Anger has erupted over plans to increase the cost of parking permits by 500 per cent.
Opposition councillors and residents have hit out at North Tyneside Council’s decision to increase the cost of foreshaw parking permits from £50 a year to £250.
They say the decision is an attack on the coast, where the car parks are, and have questioned the timing of the decision as people celebrate and pay for Christmas.
Conservative group leader Coun Judith Wallace said: “This is a staggering increase, which must put North Tyneside in the record books for all the wrong reasons.
“It is yet another attack on the coast, where parking charges have already soared this year.
“I fear it will deter many regular visitors, who come for clubs and to support our businesses.”
Coun Alison Austin, representing Monkseaton North ward, added: “Many residents have complained about the short period of consultation for these permits.
“This cost will make it harder for people to visit the coast regularly, and it will make more drivers park in the side streets instead of using the public car parks.”
The new permits, which are due to come into force on January 18, will allow holders to park in charged parking areas along the seafront – except on Tynemouth Front Street.
The council say the permits – available for either six or 12 months – will no longer be assigned to a single vehicle so families, clubs and groups visiting the coast regularly can share a permit rather than buying one per vehicle.
And officials say the rise, which could help people save £370 if they park for more than ten hours a week at the coast, brings the permit into line with other permits in North Tyneside.
Coun John Harrison, cabinet member responsible for transport, said: “This permit still offers excellent value for money, with frequent visitors paying less than £5 per week for unlimited parking at our award-winning coastline.
“Although the charge is increasing, the old charge was disproportionately low compared to other parking permits in North Tyneside. This increase ensures permits are priced consistently across the borough, and helps towards the financial challenges faced by the council.
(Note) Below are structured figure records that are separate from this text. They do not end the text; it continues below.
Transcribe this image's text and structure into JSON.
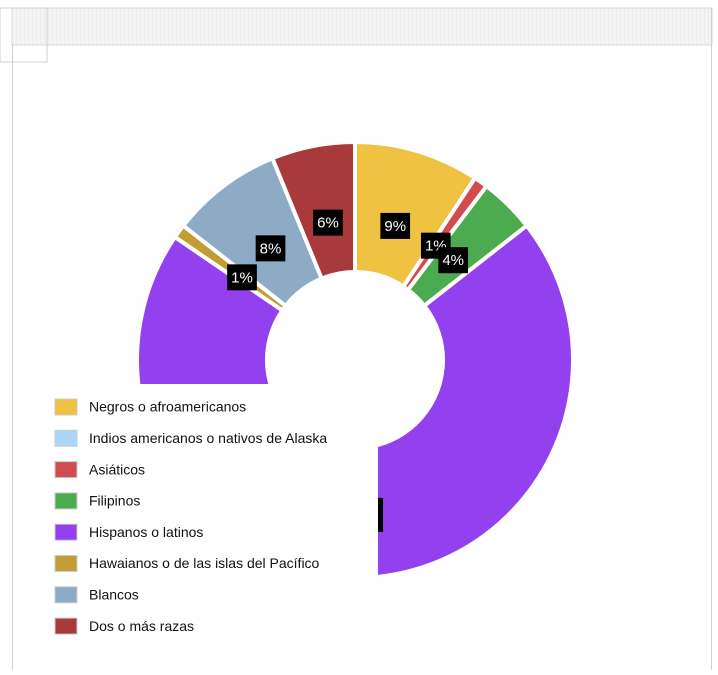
{
  "chart_data": {
    "type": "donut",
    "categories": [
      "Negros o afroamericanos",
      "Indios americanos o nativos de Alaska",
      "Asiáticos",
      "Filipinos",
      "Hispanos o latinos",
      "Hawaianos o de las islas del Pacífico",
      "Blancos",
      "Dos o más razas"
    ],
    "values": [
      9,
      0,
      1,
      4,
      68,
      1,
      8,
      6
    ],
    "value_labels": [
      "9%",
      null,
      "1%",
      "4%",
      "68%",
      "1%",
      "8%",
      "6%"
    ],
    "colors": [
      "#efc241",
      "#acd6f6",
      "#d24b4f",
      "#4cab4f",
      "#9341ee",
      "#c29d35",
      "#8eabc5",
      "#a83a3c"
    ],
    "legend": "lower left"
  }
}
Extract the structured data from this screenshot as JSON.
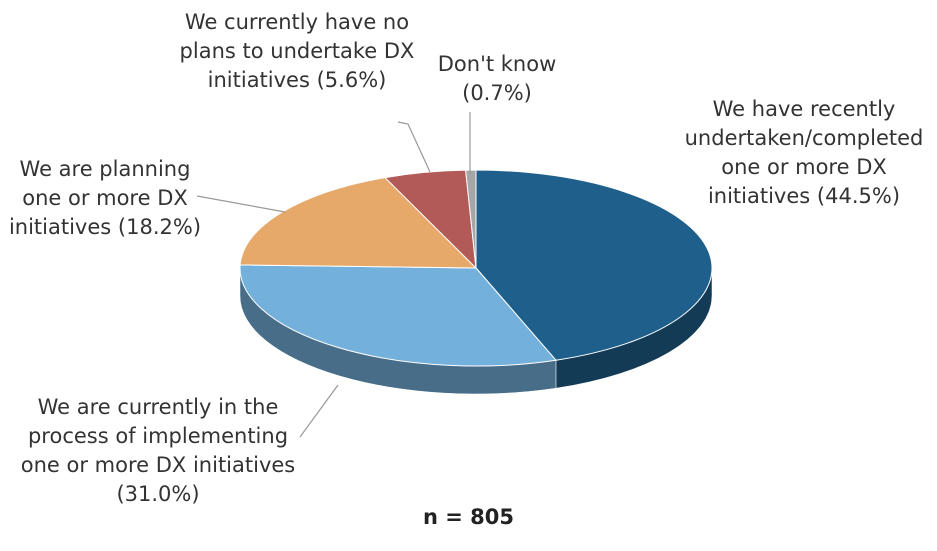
{
  "chart_data": {
    "type": "pie",
    "categories": [
      "We have recently undertaken/completed one or more DX initiatives",
      "We are currently in the process of implementing one or more DX initiatives",
      "We are planning one or more DX initiatives",
      "We currently have no plans to undertake DX initiatives",
      "Don't know"
    ],
    "values": [
      44.5,
      31.0,
      18.2,
      5.6,
      0.7
    ],
    "value_labels": [
      "(44.5%)",
      "(31.0%)",
      "(18.2%)",
      "(5.6%)",
      "(0.7%)"
    ],
    "colors": [
      "#1f5f8b",
      "#74b0dc",
      "#e6a96a",
      "#b25a57",
      "#a6a6a6"
    ],
    "annotation": "n = 805"
  }
}
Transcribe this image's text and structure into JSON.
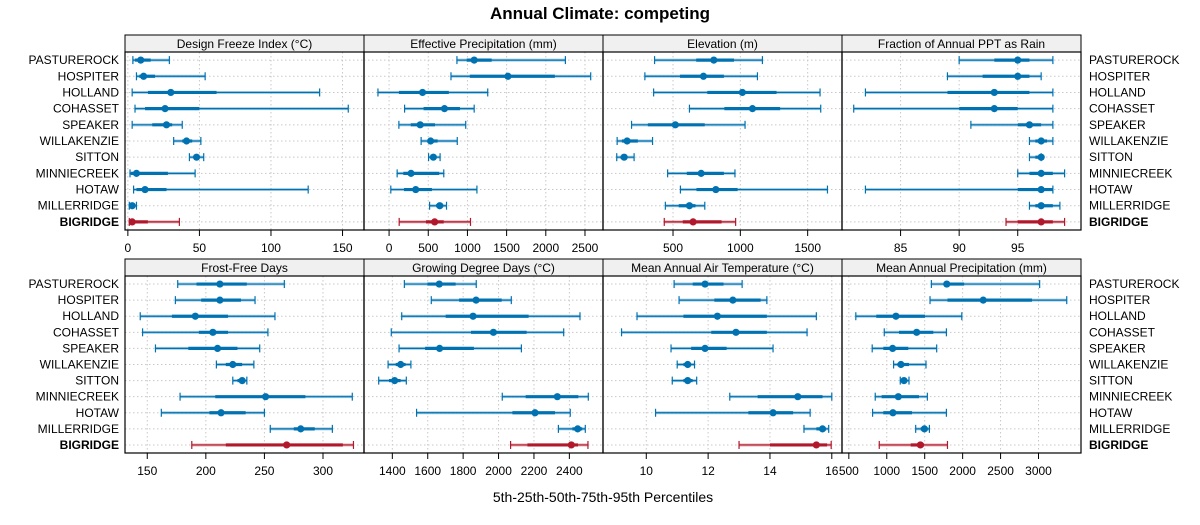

“The new features of the foreshore permit provide much greater flexibility to permit holders, especially the swimmers, dog walkers, clubs and groups that regularly visit our coast.”
Changes to the existing foreshore permit scheme were originally proposed as part of North Tyneside Council’s 2015/16 budget efficiency plans, through which the authority is required to achieve around £14m of savings.
In support of this, Full Council set a target of a £230,000 increase in revenue for the parking budget, to be raised from increased charges and continued enforcement activity for those who chose contravene parking and bus lane rules.